View Full Version : Rapid/Modern Build System, any?

July 7th, 2008, 09:10 PM

for a lot of small projects I made the makefiles by hand. But now I'm coming into more complex areas currently struggling with Eclipse and want to ask if there are more intuitiv systems around and which you would suggest? My idea of a good one starts at the one of XCode. There you define your targets (graphically) and then drop in alle the files you need to be inside. Then you drop the targets into other, and so there are dependant. Your libs are also framework icons you can put as you want, and so you create library references. Also you can define project-settings which are automatically mapped to all the subsystems.

So far I tried out
Makefiles by Hand Works well, on small projects
Autogen/Automake (with the help of KDevelop). Looks heavy cryptic, small projects gets much bigger (IMHO a build system shall be installed on the target system, not being delivered by the program itself). I did not yet figure out, how I can split up a project into different static files which are then linked to a big executable, maybe a KDevelop issue.

SCons Pretty cool on medium sized; but you have to update a FileList-Page by Hand. When you automatically scan for .cpp Files, then you get problems when you distinct your src path with your target path (as the script copies first and let you search from your target path - relative links won't work anymore). This design looks not too well planned. Also, the copying issue makes live harder while debugging (as you have to set up your breakpoints at the copied location)

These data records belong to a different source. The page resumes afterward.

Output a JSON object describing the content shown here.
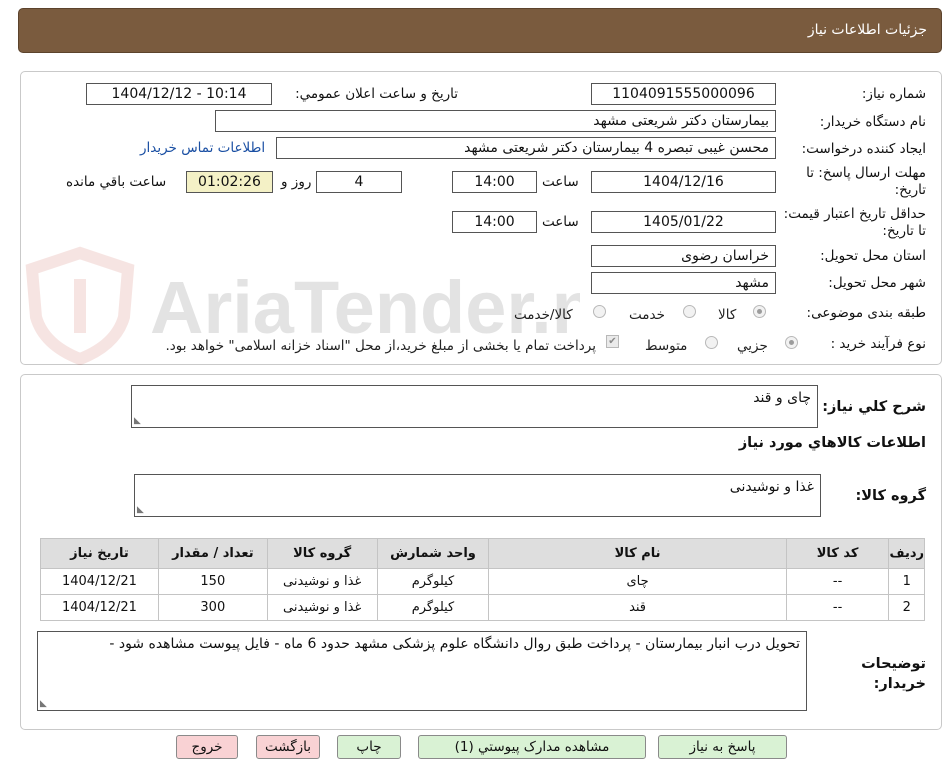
{
  "header": {
    "title": "جزئیات اطلاعات نیاز"
  },
  "watermark": {
    "text": "AriaTender.neT"
  },
  "form": {
    "need_number_label": "شماره نیاز:",
    "need_number": "1104091555000096",
    "announce_label": "تاریخ و ساعت اعلان عمومي:",
    "announce_value": "1404/12/12 - 10:14",
    "buyer_org_label": "نام دستگاه خريدار:",
    "buyer_org": "بیمارستان دکتر شریعتی مشهد",
    "requester_label": "ايجاد کننده درخواست:",
    "requester": "محسن غیبی تبصره 4 بیمارستان دکتر شریعتی مشهد",
    "contact_link": "اطلاعات تماس خريدار",
    "deadline_label": "مهلت ارسال پاسخ: تا تاريخ:",
    "deadline_date": "1404/12/16",
    "time_label": "ساعت",
    "deadline_time": "14:00",
    "days_value": "4",
    "days_label": "روز و",
    "remaining_time": "01:02:26",
    "remaining_label": "ساعت باقي مانده",
    "validity_label": "حداقل تاريخ اعتبار قيمت: تا تاريخ:",
    "validity_date": "1405/01/22",
    "validity_time": "14:00",
    "province_label": "استان محل تحويل:",
    "province": "خراسان رضوی",
    "city_label": "شهر محل تحويل:",
    "city": "مشهد",
    "category_label": "طبقه بندی موضوعی:",
    "category_options": [
      "کالا",
      "خدمت",
      "کالا/خدمت"
    ],
    "process_label": "نوع فرآیند خرید :",
    "process_options": [
      "جزیي",
      "متوسط"
    ],
    "payment_note": "پرداخت تمام يا بخشی از مبلغ خريد،از محل \"اسناد خزانه اسلامی\" خواهد بود."
  },
  "summary": {
    "description_label": "شرح کلي نياز:",
    "description": "چای و قند",
    "goods_info_title": "اطلاعات کالاهاي مورد نياز",
    "goods_group_label": "گروه کالا:",
    "goods_group": "غذا و نوشیدنی",
    "table": {
      "headers": [
        "رديف",
        "کد کالا",
        "نام کالا",
        "واحد شمارش",
        "گروه کالا",
        "تعداد / مقدار",
        "تاريخ نياز"
      ],
      "rows": [
        [
          "1",
          "--",
          "چای",
          "کیلوگرم",
          "غذا و نوشیدنی",
          "150",
          "1404/12/21"
        ],
        [
          "2",
          "--",
          "قند",
          "کیلوگرم",
          "غذا و نوشیدنی",
          "300",
          "1404/12/21"
        ]
      ]
    },
    "buyer_notes_label": "توضيحات خريدار:",
    "buyer_notes": "تحویل درب انبار بیمارستان - پرداخت طبق روال دانشگاه علوم پزشکی مشهد حدود 6 ماه - فایل پیوست مشاهده شود -"
  },
  "buttons": {
    "reply": "پاسخ به نياز",
    "attachments": "مشاهده مدارک پيوستي (1)",
    "print": "چاپ",
    "back": "بازگشت",
    "exit": "خروج"
  },
  "colors": {
    "header": "#7a5b3e",
    "link": "#1a4fa3",
    "timer": "#f4f1c6",
    "green_button": "#d9f2d4",
    "pink_button": "#f9d2d4"
  }
}
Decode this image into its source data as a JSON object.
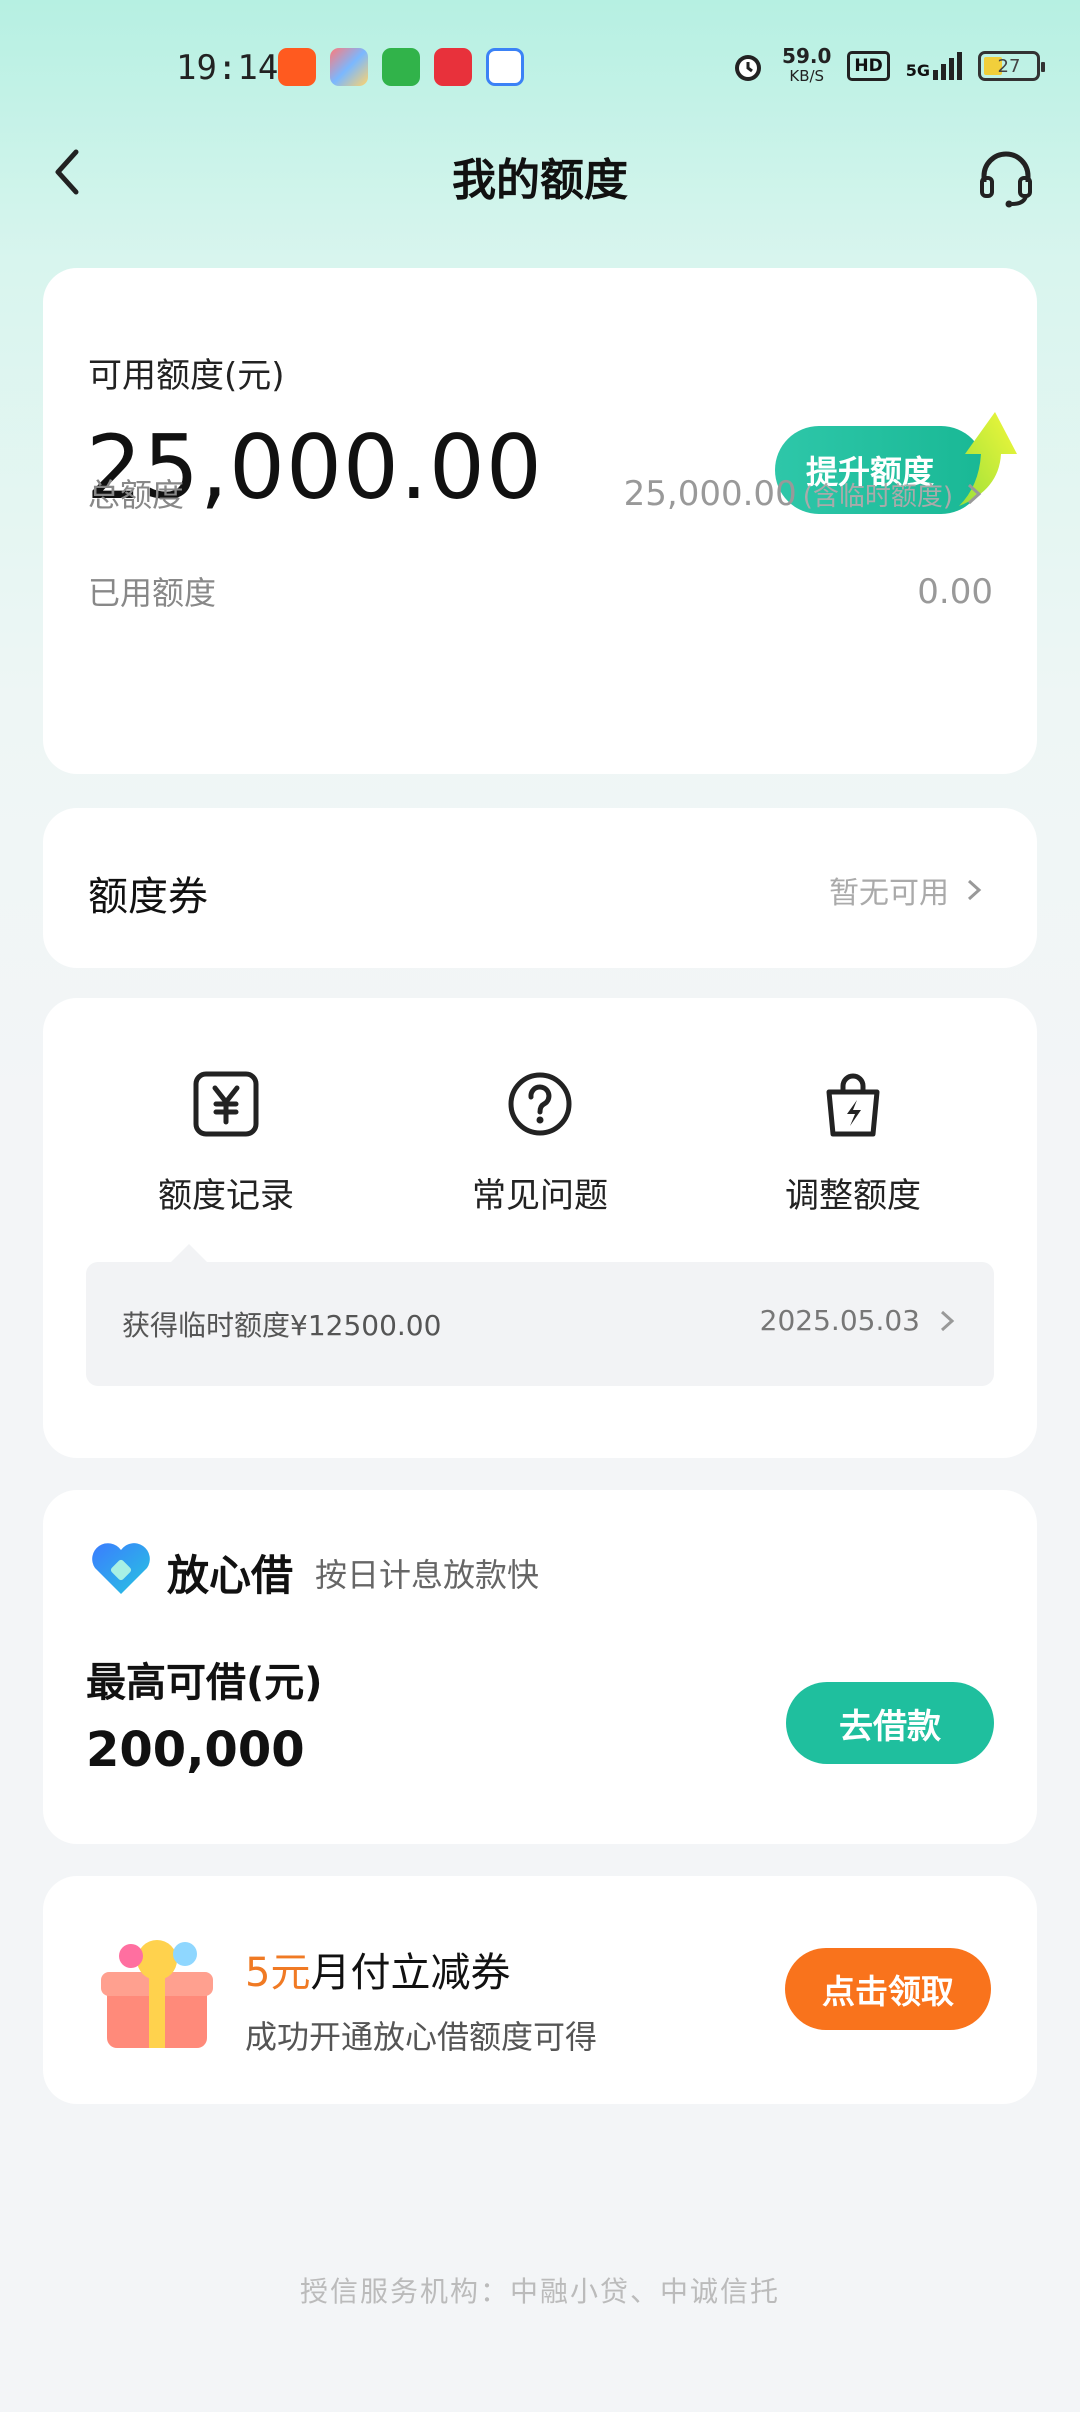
{
  "status_bar": {
    "time": "19:14",
    "net_speed": "59.0",
    "net_unit": "KB/S",
    "hd": "HD",
    "signal": "5G",
    "battery": "27"
  },
  "nav": {
    "title": "我的额度",
    "back_icon": "chevron-left-icon",
    "support_icon": "headset-icon"
  },
  "quota": {
    "available_label": "可用额度(元)",
    "available_value": "25,000.00",
    "raise_button": "提升额度",
    "total_label": "总额度",
    "total_value": "25,000.00",
    "total_note": "(含临时额度)",
    "used_label": "已用额度",
    "used_value": "0.00"
  },
  "coupon": {
    "label": "额度券",
    "value": "暂无可用"
  },
  "shortcuts": [
    {
      "label": "额度记录",
      "icon": "yen-receipt-icon"
    },
    {
      "label": "常见问题",
      "icon": "question-circle-icon"
    },
    {
      "label": "调整额度",
      "icon": "bag-lightning-icon"
    }
  ],
  "record": {
    "text": "获得临时额度¥12500.00",
    "date": "2025.05.03"
  },
  "loan": {
    "brand": "放心借",
    "slogan": "按日计息放款快",
    "max_label": "最高可借(元)",
    "max_value": "200,000",
    "button": "去借款"
  },
  "promo": {
    "highlight": "5元",
    "title_rest": "月付立减券",
    "subtitle": "成功开通放心借额度可得",
    "button": "点击领取"
  },
  "footer": "授信服务机构：中融小贷、中诚信托",
  "colors": {
    "accent_green": "#1fbf9e",
    "promo_orange": "#f9731c",
    "highlight_orange": "#f07a24"
  }
}
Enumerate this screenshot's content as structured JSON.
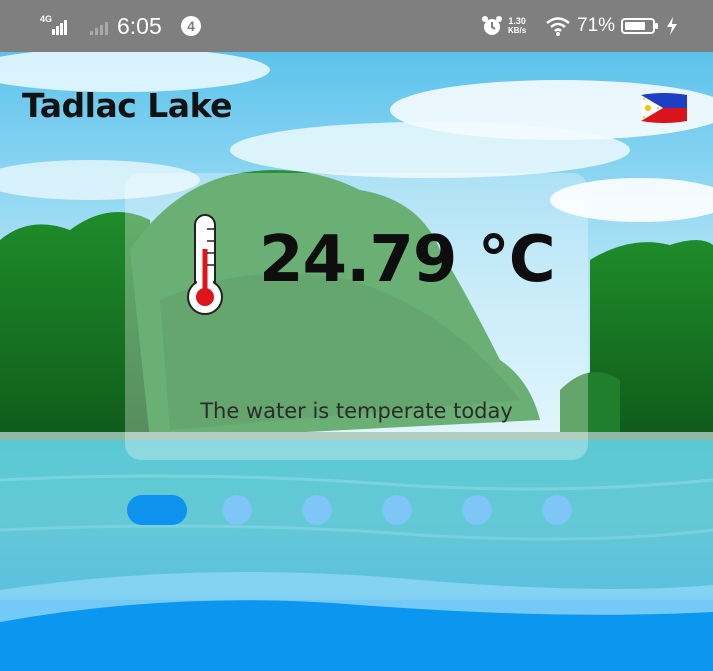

Eclipse CDT Builder Usable on bigger projects, graphically (automatically builds all .cpp files, you have to deselect them if you dont want to), but slow, building takes much longer time, as Makefiles are always recreated. A bit stupid: You have to put in your .project file in the topmost folder; not good if your company ask you to put it into a specific subfolder (the same problem with KDevelop!). If you want to change one thing in 20 Projects at once, you have to go through them all - no supersettings per workspace.